И всякий, кто встретится со мной... (Чиладзе) - страница 45

— Как я верил… как же я, дурак, верил! — сказал Георга.

— Верил? Во что? — спросил его майор.

— Да вот… что ты мне ружье подаришь! — улыбнулся Георга.

— У тебя, я вижу, пасть одна только и растет… и жрать, и пустяки болтать ты мастер! — сухо заметил майор.

— Почему? Что я тебе сделал не так? Уксусу тебе налил вместо вина? Или постель твою зажег вместо камина? А? — еще шире улыбнулся Георга.

— И такое может случиться! — улыбнулся и майор. — Ты, Георга, ненадежен… нет! Врага в доме держу.

— Врага? — Георга поглядел на дом, в котором находились его мать и брат. — Врага? — задумчиво, с сомнением и надеждой повторил он это короткое слово, как больной название лекарства, только что ему порекомендованного, но лишь еще раз напомнившего ему старую, неизлечимую болезнь и множество других лекарств, уже безуспешно испробованных…

Георга знал, что майор его ненавидит, но не ставил ему этого в вину, понимая, что у этой ненависти есть свои причины.

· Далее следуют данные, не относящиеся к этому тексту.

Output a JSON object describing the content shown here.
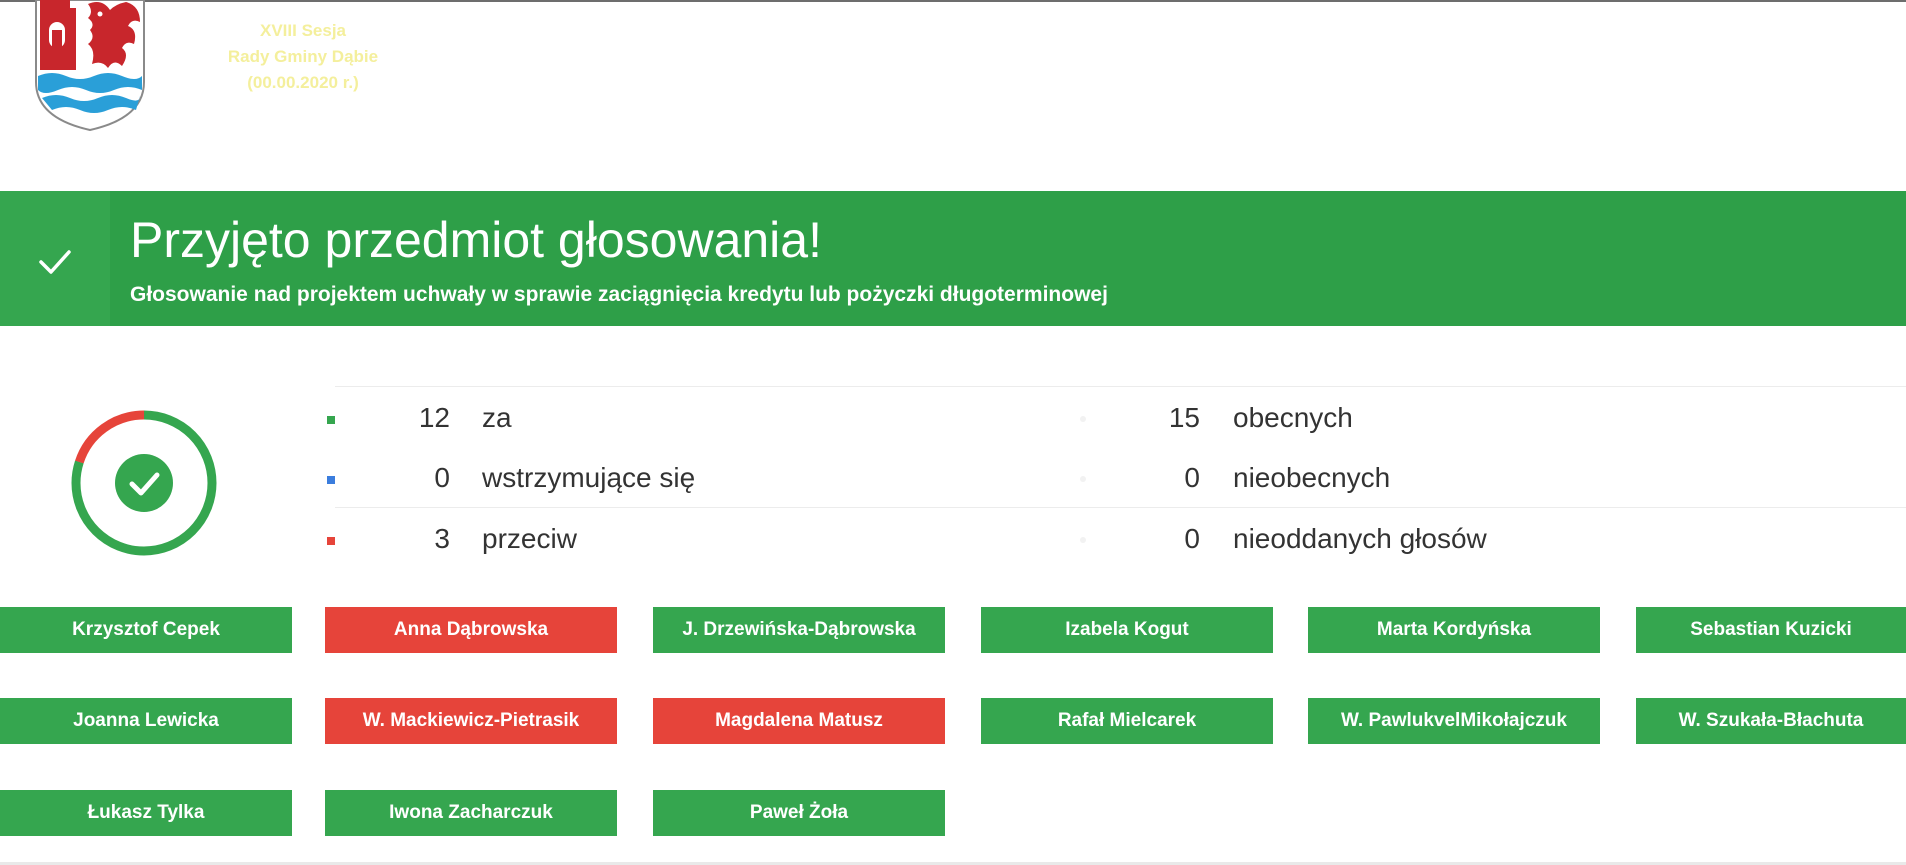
{
  "header": {
    "session_info": [
      "XVIII Sesja",
      "Rady Gminy Dąbie",
      "(00.00.2020 r.)"
    ],
    "colors": {
      "crest_red": "#c8262c",
      "crest_blue": "#2a9fd8",
      "session_text": "#f4ef9c"
    }
  },
  "result": {
    "title": "Przyjęto przedmiot głosowania!",
    "subtitle": "Głosowanie nad projektem uchwały w sprawie zaciągnięcia kredytu lub pożyczki długoterminowej",
    "icon": "check-icon",
    "color": "#2e9f48"
  },
  "donut": {
    "for_fraction": 0.8,
    "against_fraction": 0.2,
    "colors": {
      "for": "#35a64f",
      "against": "#e6443a"
    },
    "icon": "check-circle-icon"
  },
  "stats": {
    "rows": [
      {
        "count": "12",
        "label": "za",
        "color": "#35a64f",
        "count_right": "15",
        "label_right": "obecnych"
      },
      {
        "count": "0",
        "label": "wstrzymujące się",
        "color": "#3b7ddd",
        "count_right": "0",
        "label_right": "nieobecnych"
      },
      {
        "count": "3",
        "label": "przeciw",
        "color": "#e6443a",
        "count_right": "0",
        "label_right": "nieoddanych głosów"
      }
    ]
  },
  "members": [
    {
      "name": "Krzysztof Cepek",
      "vote": "za"
    },
    {
      "name": "Anna Dąbrowska",
      "vote": "przeciw"
    },
    {
      "name": "J. Drzewińska-Dąbrowska",
      "vote": "za"
    },
    {
      "name": "Izabela Kogut",
      "vote": "za"
    },
    {
      "name": "Marta Kordyńska",
      "vote": "za"
    },
    {
      "name": "Sebastian Kuzicki",
      "vote": "za"
    },
    {
      "name": "Joanna Lewicka",
      "vote": "za"
    },
    {
      "name": "W. Mackiewicz-Pietrasik",
      "vote": "przeciw"
    },
    {
      "name": "Magdalena Matusz",
      "vote": "przeciw"
    },
    {
      "name": "Rafał Mielcarek",
      "vote": "za"
    },
    {
      "name": "W. PawlukvelMikołajczuk",
      "vote": "za"
    },
    {
      "name": "W. Szukała-Błachuta",
      "vote": "za"
    },
    {
      "name": "Łukasz Tylka",
      "vote": "za"
    },
    {
      "name": "Iwona Zacharczuk",
      "vote": "za"
    },
    {
      "name": "Paweł Żoła",
      "vote": "za"
    }
  ]
}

Ведь он знал майора лучше всех; он один знал, что майор — трус, предатель и насильник. Георга был первым, кого поразила трусость майора, — вот на чем, оказалось, были построены все его мечты и надежды, рухнувшие в ту ночь при звуке выстрела, как карточный домик. Георга вообще предпочел бы честное поражение майора его трусливой победе; поэтому он и крикнул тогда с балкона сбежавшимся на выстрел соседям: «Это дядя Кайхосро стрелял» — он все еще пытался сохранить мечту и веру, привести майора в чувство, вернуть его на путь справедливости и добра. Но майор не только не стал оправдываться, но и больно ткнул его в подбородок, приказал ему молчать! «Чего ты орешь, щенок…» — злобно прошипел он, тоже сразу поняв, что в глазах Георги он разоблачен полностью, что его истинное лицо, заново родившееся в сознании Георги, надо если не уничтожить, то хоть навсегда запереть в этом сознании, сделать невидимым для других. С этой минуты Георга стал зеркалом, в котором отражались не только благородная седина висков и ослепительный блеск мундира, но и каждый темный уголок души майора. Что ж удивительного было в том, что тот возненавидел это зеркало, хотел бы залепить его грязью? Поэтому ненависть майора Георга считал вполне естественной; в глубине души мальчик даже жалел отчима, ибо был уверен, что этой лишь ненавистью вызваны и его дурной характер, и сварливость, и жадность, и желчь, и постоянный, неугомонный страх, прыгавший в его беспокойных глазах, как крапивник в колючих терновых ветках. Все это Георгу, конечно, не восхищало — и все-таки втайне он сочувствовал майору, понимая, что птичка страха, прыгавшая в глазах отчима, вылупилась на свет не без его собственного участия, что в схватке майора с борчалинцем виноват прежде всего он сам. Поэтому единственным, что он испытывал к майору, было разочарование, с чувством вражды не имевшее, однако, ничего общего, хотя испытывать его было еще трудней. Стать же врагом мужа своей матери и отца брата ему и в голову не пришло б! Как бы ни был майор жесток и несправедлив к Георге, разоблачать его тот все равно не стал бы, хотя бы ради матери и брата…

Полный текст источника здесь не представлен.